Quadraccia seguía mirando alrededor; de vez en cuando se fijaba en algo, una medallita, una cuerda, un trozo de papel, una pinza…
—¿Cómo es que hace días y días que Lorenza no viene por su casa y tú no te has presentado en comisaría?
Padron
Grigorio será un metomentodo, pero si no fuera por él, ni siquiera hubiéramos podido poner un nombre sobre la lápida de la vieja.
—Excelencia, yo me meto en mis asuntos. Pensé: «Ya verás, se habrá encontrado mal, o quizás esté muerta. Esas cosas pasan. Estará en el hospital o bajo algún ciprés», pensé. Estaba mal, la pobre. Después he oído que los vendedores de periódicos hablaban de esa vieja que ha aparecido en el río, y que había desaparecido poco más o menos el mismo día que Lorenza…
—Y has seguido sin decir nada.
—Ya he pensado en ir a la comisaría, ya… Pero ya sabe cómo son estas cosas. Lo dejas de un día para otro… Total, ya ha ido Grigorio, ¿no? Él se conoce bien el camino.
—Así pues, Lorenza: y no sabes el apellido. ¿Qué más sabes? ¿Cómo se las arreglaba? ¿Con quién se veía? ¿Qué decía?
—El apellido desde luego no lo sé. ¿Para qué? Me bastaba «Lorenza», tampoco iba a llamarla con un silbido, pero con el nombre tenía más que suficiente. Compartíamos la casa, bueno, esta habitación. Yo vendo castañas asadas, ¿lo ve? —dijo, señalando el trípode, el quemador y un saco de castañas en un rincón—. Castañas en invierno y altramuces en verano. Vivíamos juntos desde hace años y no hablábamos más que de tonterías, lo justo para hacernos compañía. Pero de vez en cuando ella también ponía algo de dinero, claro, para el alquiler y para comer…
—¿Y de dónde sacaba el dinero? ¿Qué hacía durante el día?
El viejo se encogió de hombros y se metió en la cama, tapándose.
—Perdone si me meto en la cama, pero hace frío, ¿lo nota? Sobre todo es la humedad: mire el techo, si no se cae es por el moho…

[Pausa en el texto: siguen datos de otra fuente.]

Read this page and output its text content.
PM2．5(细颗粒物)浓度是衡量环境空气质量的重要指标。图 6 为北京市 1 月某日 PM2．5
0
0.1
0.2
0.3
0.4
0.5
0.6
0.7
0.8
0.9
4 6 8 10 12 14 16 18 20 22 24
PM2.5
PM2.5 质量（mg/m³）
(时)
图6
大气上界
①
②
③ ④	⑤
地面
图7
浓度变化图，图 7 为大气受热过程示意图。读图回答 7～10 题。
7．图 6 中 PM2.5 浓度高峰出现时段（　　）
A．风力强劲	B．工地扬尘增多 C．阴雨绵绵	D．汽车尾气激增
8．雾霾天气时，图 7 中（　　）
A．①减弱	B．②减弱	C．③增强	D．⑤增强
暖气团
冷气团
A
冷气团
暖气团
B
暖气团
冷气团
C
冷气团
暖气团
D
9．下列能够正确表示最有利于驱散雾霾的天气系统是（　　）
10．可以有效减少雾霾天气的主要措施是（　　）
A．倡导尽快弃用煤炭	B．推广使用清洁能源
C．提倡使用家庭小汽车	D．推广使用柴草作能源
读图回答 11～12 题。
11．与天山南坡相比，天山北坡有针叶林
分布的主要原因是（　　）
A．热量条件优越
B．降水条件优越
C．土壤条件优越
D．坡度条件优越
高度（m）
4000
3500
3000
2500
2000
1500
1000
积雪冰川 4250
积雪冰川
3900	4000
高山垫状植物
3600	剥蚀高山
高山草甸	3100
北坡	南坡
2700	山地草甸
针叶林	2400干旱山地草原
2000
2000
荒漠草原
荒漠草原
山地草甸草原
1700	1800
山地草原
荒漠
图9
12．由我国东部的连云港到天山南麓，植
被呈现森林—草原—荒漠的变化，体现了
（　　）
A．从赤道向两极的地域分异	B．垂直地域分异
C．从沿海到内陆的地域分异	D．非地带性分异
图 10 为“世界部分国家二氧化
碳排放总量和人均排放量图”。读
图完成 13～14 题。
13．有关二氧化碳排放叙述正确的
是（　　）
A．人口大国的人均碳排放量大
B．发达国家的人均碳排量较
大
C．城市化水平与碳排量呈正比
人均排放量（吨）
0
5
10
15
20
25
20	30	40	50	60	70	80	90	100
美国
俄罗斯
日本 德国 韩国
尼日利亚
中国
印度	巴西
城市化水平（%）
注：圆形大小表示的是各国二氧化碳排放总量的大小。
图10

—¿Y a mí qué me importa el moho? ¡Te he preguntado por Lorenza!
—Salía de día, volvía por la tarde, con sus trapos y un largo bastón en el que se apoyaba, como el del cura, ¿sabe cuál le digo? Pero una cosa sí la sé: cada miércoles cogía el ómnibus en la Piazza Venezia, y una vez incluso la vi bajar en la Piazza del Popolo. La llamé, pero no me oyó. Bien agarrada al bastón, emprendió el camino hacia Ripetta. ¿Ha visto los campos donde tienden la ropa?
—¿Y no le preguntaste adonde había ido?
—Claro, aquella misma noche. No me respondió. Es más, me miró mal, como si hubiera descubierto un secreto. Estaba un poco loca. Bebía, sí, por la noche bebía bastante. Caía redonda, como una pera, y roncaba como un tractor, a veces. Pobrecilla.